Challenges and strategies in field marketing

00:10:33
Brian O'Grady
Okay, well, it's encouraging to a guy who works at a digital marketing agency like me.
00:10:37
Brendan Ziolo
Thank you.
00:10:37
Brian O'Grady
But I think what I'm hearing is if you really want to knock it out of the park, and you need both sides of it. you could get You could do it with either one, but if you want to kill it, you better have it all.
00:10:46
Chelsea
Everything, everywhere, all at once is probably marketing in a nutshell these days. But obviously with a very clear strategy, like responsibility matrix.
00:10:59
Brian O'Grady
Gotcha. sense to me.
00:11:00
Brendan Ziolo
I'm going to take it in a different angle before Chelsea totally overwhelms us with being everywhere all at once. or Or maybe I'm not now, as I think through this question. So, I mean, Brian knows you far better than I do. But my understanding is that you, when you were at Canaxis, obviously a larger organization, and you did field marketing there, and you were scaling and growing it, but there were foundational pieces at least in place and there was there's some stuff there.
00:11:30
Brendan Ziolo
And then you decided, we'll we'll let the audience decide whether it was a smarter smart or not move. can maybe open a poll or something, but now you've decided to build it from scratch.
00:11:43
Chelsea
yeah
00:11:44
Brendan Ziolo
So what are some of the differences?
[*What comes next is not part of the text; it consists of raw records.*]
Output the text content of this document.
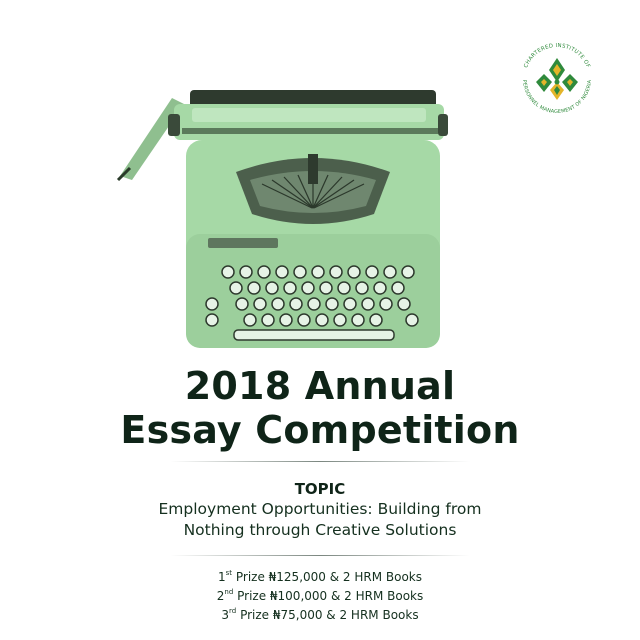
CHARTERED INSTITUTE OF
PERSONNEL MANAGEMENT OF NIGERIA
2018 Annual
Essay Competition
TOPIC
Employment Opportunities: Building from
Nothing through Creative Solutions
1st Prize ₦125,000 & 2 HRM Books
2nd Prize ₦100,000 & 2 HRM Books
3rd Prize ₦75,000 & 2 HRM Books
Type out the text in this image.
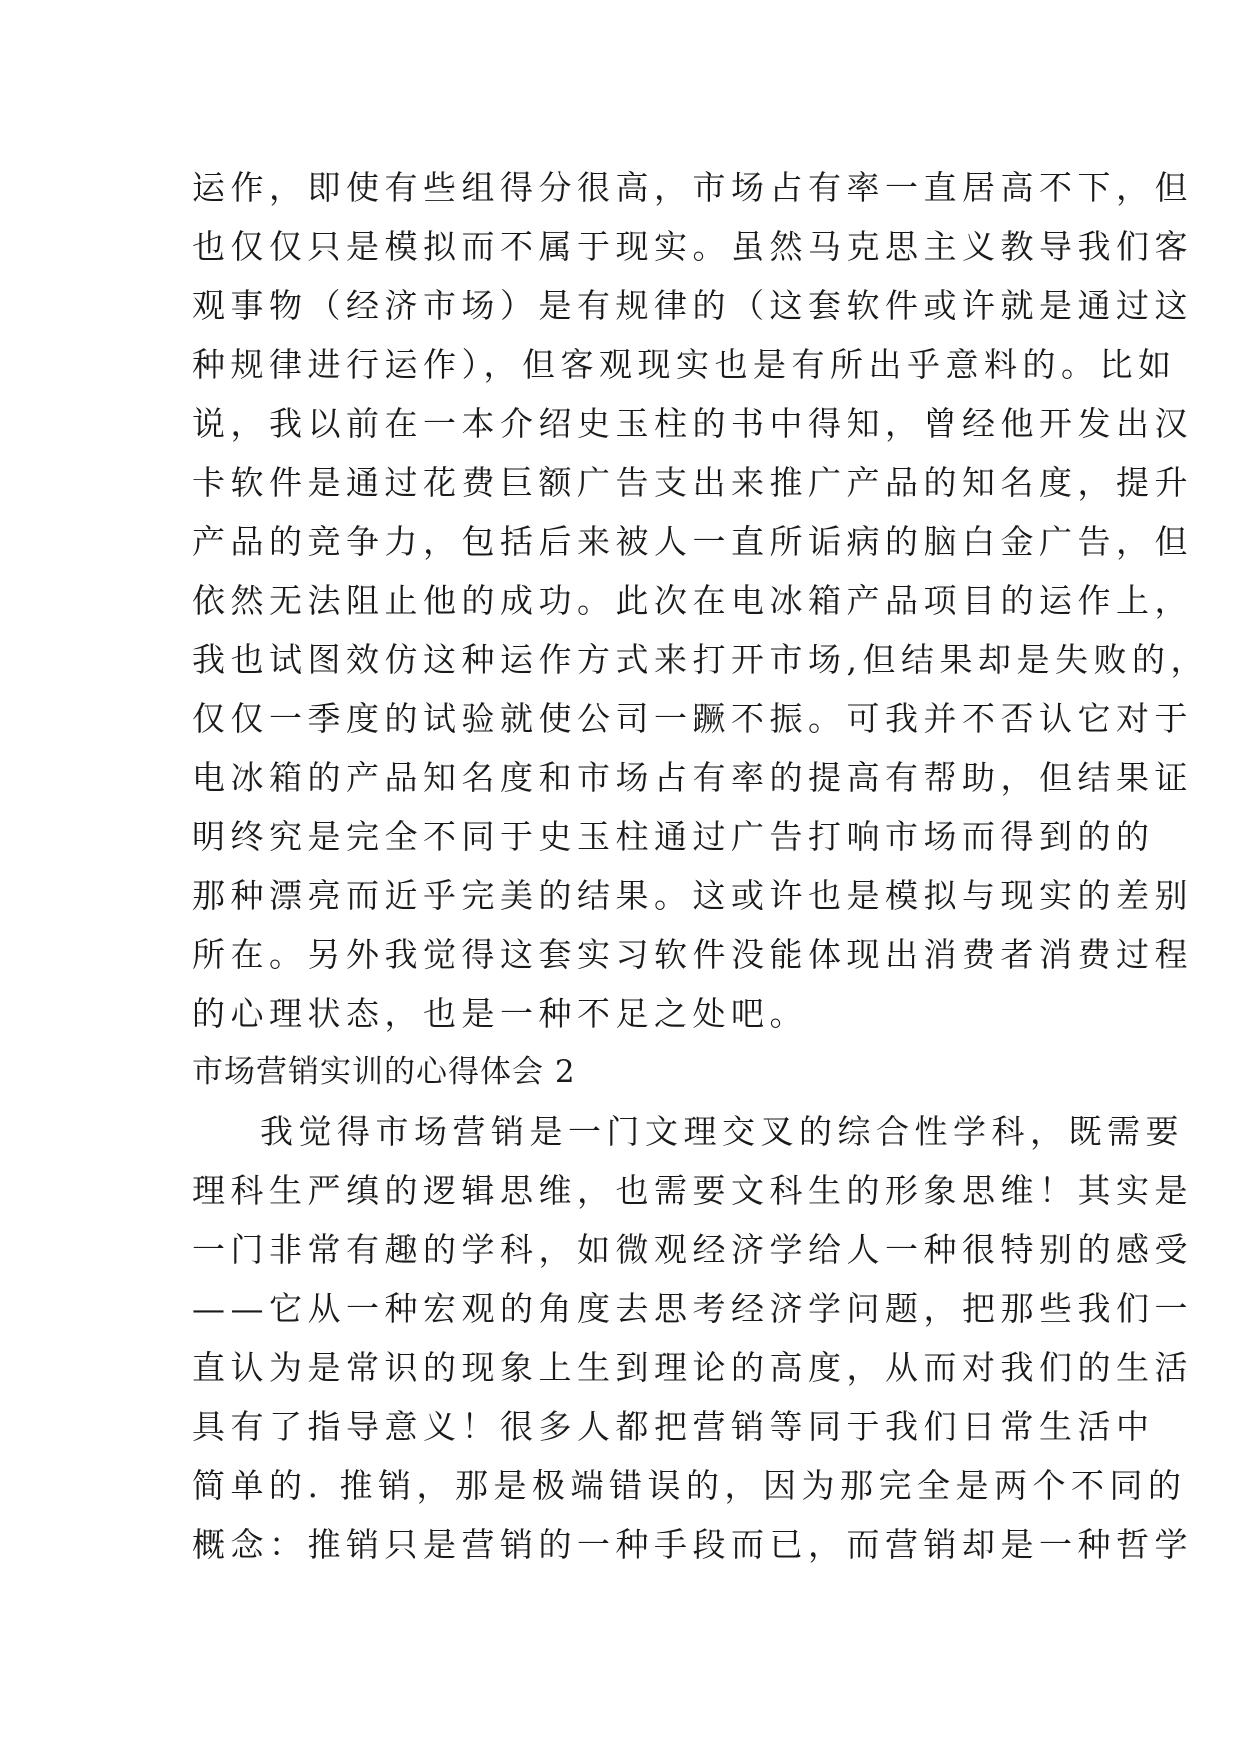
运作，即使有些组得分很高，市场占有率一直居高不下，但
也仅仅只是模拟而不属于现实。虽然马克思主义教导我们客
观事物（经济市场）是有规律的（这套软件或许就是通过这
种规律进行运作），但客观现实也是有所出乎意料的。比如
说，我以前在一本介绍史玉柱的书中得知，曾经他开发出汉
卡软件是通过花费巨额广告支出来推广产品的知名度，提升
产品的竞争力，包括后来被人一直所诟病的脑白金广告，但
依然无法阻止他的成功。此次在电冰箱产品项目的运作上，
我也试图效仿这种运作方式来打开市场,但结果却是失败的，
仅仅一季度的试验就使公司一蹶不振。可我并不否认它对于
电冰箱的产品知名度和市场占有率的提高有帮助，但结果证
明终究是完全不同于史玉柱通过广告打响市场而得到的的
那种漂亮而近乎完美的结果。这或许也是模拟与现实的差别
所在。另外我觉得这套实习软件没能体现出消费者消费过程
的心理状态，也是一种不足之处吧。

市场营销实训的心得体会 2

我觉得市场营销是一门文理交叉的综合性学科，既需要
理科生严缜的逻辑思维，也需要文科生的形象思维！其实是
一门非常有趣的学科，如微观经济学给人一种很特别的感受
——它从一种宏观的角度去思考经济学问题，把那些我们一
直认为是常识的现象上生到理论的高度，从而对我们的生活
具有了指导意义！很多人都把营销等同于我们日常生活中
简单的. 推销，那是极端错误的，因为那完全是两个不同的
概念：推销只是营销的一种手段而已，而营销却是一种哲学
Like, are they still the same? What are some of the things you need to do when you start from scratch? And maybe what's what's the thing that surprised you when you started from scratch?
00:12:00
Chelsea
Well, at Conaxis, as you say, they were familiar with the concept of field marketing. I was running field marketing in North America and was actually the first hire for field marketing there. But in Some regards the sales leadership was exposed to how that collaboration works. They were used to trimming their list of these are the accounts we absolutely cannot lose and these are the accounts that we're getting some indication from the field that we should be able to close this year. So you have a you have a plan. You've got somewhere to start.
00:12:37
Brendan Ziolo
Thank you.
00:12:43
Chelsea
You have to build a foundation and set a foundation as you're executing. And in our our form of startup, we were a carve out. So we did have a pretty mature customer base. and had that challenge of reintroducing ourselves as a new as a new company. And as you alluded to at the beginning, Brian, there were several acquisitions over Motive's history, but it was originally Motive. So very few customers, or just a shorter list of customers that had been with us from those early adoption days where there was less of a challenge of reintroduction, but it's like, hey, here we are again, it's another new name.
00:13:19
Chelsea
and So, i mean, really, i was energized by the opportunity to build something from scratch and to test test my systems, test my approach, test my you know collaborative nature and and see what we could build functionally from nothing.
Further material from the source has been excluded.